20. Spacer according to claim 19 wherein said breakable abutment means comprise said right-angle bends in said lugs.

21. Spacer according to claim 20 wherein said right-angle bends in said lugs are of reduced thickness to render them readily breakable.

22. Spacer according to claim 21 wherein the thickness of each right-angle bend decreases in the direction from said lug towards said plate.

23. Spacer for use in a branching electrical connector comprising two jaws, clamping means for clamping the jaws together and at least two parallel channels defined by the jaws, the spacer being adapted to hold one of the channels at least partly open temporarily and comprising overridable abutment means defining an abutment and being elastically disabled in response to the sufficient force applied to jaws by the clamping means to close the one channel.

24. Spacer according to claim 23 wherein the spacer is a part independent of the jaw, and the overridable abutment means comprises an elastically deformable ring adapted to be fitted in an enlarged passage in one of the jaws.

25. Spacer according to claim 23 wherein said overridable abutment means comprise at least one elastically deformable lug and a projecting rib on said at least one elastically deformable lug adapted to be placed on the path of movement of one jaw.

26. Spacer according to claim 25 wherein said at least one elastically deformable lug has a rounded profile and extends cantilever-fashion away from said one jaw with which said rib is adapted to cooperate.

27. Spacer according to claim 25 wherein the other jaw of said connector comprises a flange and said spacer comprises a plate through which it is adapted to lie against a first side of said flange, at least one lug parallel to said plate and a right-angle bend by which said at least one lug is joined to said plate, said at least one lug being adapted to lie against the opposite side of said flange, whereby said spacer straddles said flange, and wherein said at least one elastically deformable lug extends cantilever-fashion from the edge of said plate opposite that adapted to engage said other jaw.

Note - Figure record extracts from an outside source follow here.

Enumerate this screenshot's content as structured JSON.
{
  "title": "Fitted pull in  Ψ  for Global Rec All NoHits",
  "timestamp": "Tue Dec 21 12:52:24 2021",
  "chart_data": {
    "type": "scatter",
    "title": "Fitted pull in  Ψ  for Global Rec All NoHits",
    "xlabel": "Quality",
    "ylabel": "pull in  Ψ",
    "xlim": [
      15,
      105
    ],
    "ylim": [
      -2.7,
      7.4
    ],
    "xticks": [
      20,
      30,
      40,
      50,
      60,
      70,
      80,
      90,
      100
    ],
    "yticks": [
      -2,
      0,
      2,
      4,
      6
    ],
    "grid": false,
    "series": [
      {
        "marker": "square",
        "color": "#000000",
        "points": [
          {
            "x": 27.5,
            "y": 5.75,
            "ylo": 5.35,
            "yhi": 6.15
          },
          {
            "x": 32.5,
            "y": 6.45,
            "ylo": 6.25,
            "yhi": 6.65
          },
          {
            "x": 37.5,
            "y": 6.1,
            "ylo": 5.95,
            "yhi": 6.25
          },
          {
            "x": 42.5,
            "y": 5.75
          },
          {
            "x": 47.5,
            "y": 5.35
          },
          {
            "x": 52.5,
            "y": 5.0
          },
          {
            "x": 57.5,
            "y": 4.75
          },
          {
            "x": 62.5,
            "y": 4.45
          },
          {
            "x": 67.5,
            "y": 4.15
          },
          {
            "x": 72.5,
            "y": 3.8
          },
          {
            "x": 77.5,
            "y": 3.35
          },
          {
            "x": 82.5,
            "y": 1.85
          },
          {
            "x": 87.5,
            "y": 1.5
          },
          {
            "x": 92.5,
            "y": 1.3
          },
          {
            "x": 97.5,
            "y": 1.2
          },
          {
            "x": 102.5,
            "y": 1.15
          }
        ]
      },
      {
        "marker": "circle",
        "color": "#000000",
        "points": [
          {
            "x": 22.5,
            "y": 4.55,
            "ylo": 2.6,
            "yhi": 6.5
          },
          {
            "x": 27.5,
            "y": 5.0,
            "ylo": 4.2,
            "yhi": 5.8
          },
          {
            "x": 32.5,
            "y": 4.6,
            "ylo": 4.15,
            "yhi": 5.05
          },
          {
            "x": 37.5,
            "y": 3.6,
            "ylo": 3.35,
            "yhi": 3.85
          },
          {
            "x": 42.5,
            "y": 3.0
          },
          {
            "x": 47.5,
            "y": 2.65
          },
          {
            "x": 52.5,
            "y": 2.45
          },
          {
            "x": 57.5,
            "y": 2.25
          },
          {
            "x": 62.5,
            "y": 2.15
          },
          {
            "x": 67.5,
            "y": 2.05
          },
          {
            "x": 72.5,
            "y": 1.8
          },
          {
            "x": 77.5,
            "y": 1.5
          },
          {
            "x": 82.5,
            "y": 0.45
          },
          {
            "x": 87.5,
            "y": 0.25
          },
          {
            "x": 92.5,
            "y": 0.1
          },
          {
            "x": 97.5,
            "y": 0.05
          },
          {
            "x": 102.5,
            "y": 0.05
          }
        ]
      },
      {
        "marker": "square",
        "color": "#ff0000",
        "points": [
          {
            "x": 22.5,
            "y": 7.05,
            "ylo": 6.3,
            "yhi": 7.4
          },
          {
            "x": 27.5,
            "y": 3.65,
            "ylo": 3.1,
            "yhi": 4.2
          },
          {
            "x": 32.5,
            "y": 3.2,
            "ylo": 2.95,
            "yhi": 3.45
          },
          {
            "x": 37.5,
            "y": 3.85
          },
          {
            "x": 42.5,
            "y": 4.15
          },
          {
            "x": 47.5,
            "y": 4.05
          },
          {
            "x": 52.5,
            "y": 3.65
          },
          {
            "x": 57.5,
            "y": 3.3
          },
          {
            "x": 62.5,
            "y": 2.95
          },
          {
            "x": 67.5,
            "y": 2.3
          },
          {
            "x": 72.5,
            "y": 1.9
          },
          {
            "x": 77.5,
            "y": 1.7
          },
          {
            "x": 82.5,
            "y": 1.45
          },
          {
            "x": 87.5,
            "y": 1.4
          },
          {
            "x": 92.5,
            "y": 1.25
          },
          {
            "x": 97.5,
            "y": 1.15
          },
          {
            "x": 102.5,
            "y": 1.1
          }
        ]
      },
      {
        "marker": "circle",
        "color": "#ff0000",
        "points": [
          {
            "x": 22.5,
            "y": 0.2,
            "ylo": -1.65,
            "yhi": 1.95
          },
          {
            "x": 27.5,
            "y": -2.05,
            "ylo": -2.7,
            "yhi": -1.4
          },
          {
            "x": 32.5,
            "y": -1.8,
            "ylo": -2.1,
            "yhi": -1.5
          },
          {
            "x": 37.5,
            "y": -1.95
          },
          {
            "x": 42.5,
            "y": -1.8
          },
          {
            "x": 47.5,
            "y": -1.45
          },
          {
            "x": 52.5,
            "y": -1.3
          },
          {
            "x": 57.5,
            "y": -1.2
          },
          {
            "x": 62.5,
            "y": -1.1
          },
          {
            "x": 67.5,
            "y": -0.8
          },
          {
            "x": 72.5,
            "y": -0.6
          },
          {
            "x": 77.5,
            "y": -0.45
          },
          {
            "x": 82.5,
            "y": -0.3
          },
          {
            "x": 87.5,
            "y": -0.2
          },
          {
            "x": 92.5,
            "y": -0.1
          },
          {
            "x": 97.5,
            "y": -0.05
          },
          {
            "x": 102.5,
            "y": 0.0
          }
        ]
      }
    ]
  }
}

28. Spacer according to claim 23 wherein said clamping means of said connector include a fastening rod, one of said jaws of said connector incorporates an enlarged passage through which said rod passes and in which said rod can tilt when said jaws are clamped up and said overridable abutment means are adapted to be disposed on the path of movement of said rod in said passage.

29. Spacer according to claim 28 wherein said overridable abutment means are adapted to define a throat in said passage.

30. Spacer according to claim 29 comprising two elastically deformable blades in face-to-face relationship, elongate along the path of movement of said rod in said passage and curved towards each other.

31. Spacer according to claim 29 comprising at least one pair of elastically deformable tangs in fact-to-fact relationship, transverse to the path of movement of said rod in said passage and curved towards each other.

32. Spacer according to claim 31 comprising two spaced pairs of elastically deformable tangs.

33. Branching electrical connector comprising two jaws, clamping means for clamping said jaws together, at least two parallel channels defined by said jaws, spacer means adapted to hold one of said channels at least partly open temporarily, while the other jaw is closed in response to force applied by the clamping means, and overridable abutment means on said spacer adapted to be disabled in response to sufficient force applied to said jaws by said clamping means to close said one channel, said abutment means being adapted to be broken in response to said sufficient force.

34. Branching electrical connector comprising two jaws, clamping means for clamping said jaws together, at least two parallel channels defined by said jaws, a spacer adapted to hold one of said channels at least partly open temporarily while the other jaw is closed in response to force applied by the clamping means and overridable abutment means on said spacer adapted to be disabled in response to sufficient force applied to said jaws by said clamping means to close said one channel, said abutment means being adapted to elastically release said spacer in response to said sufficient force.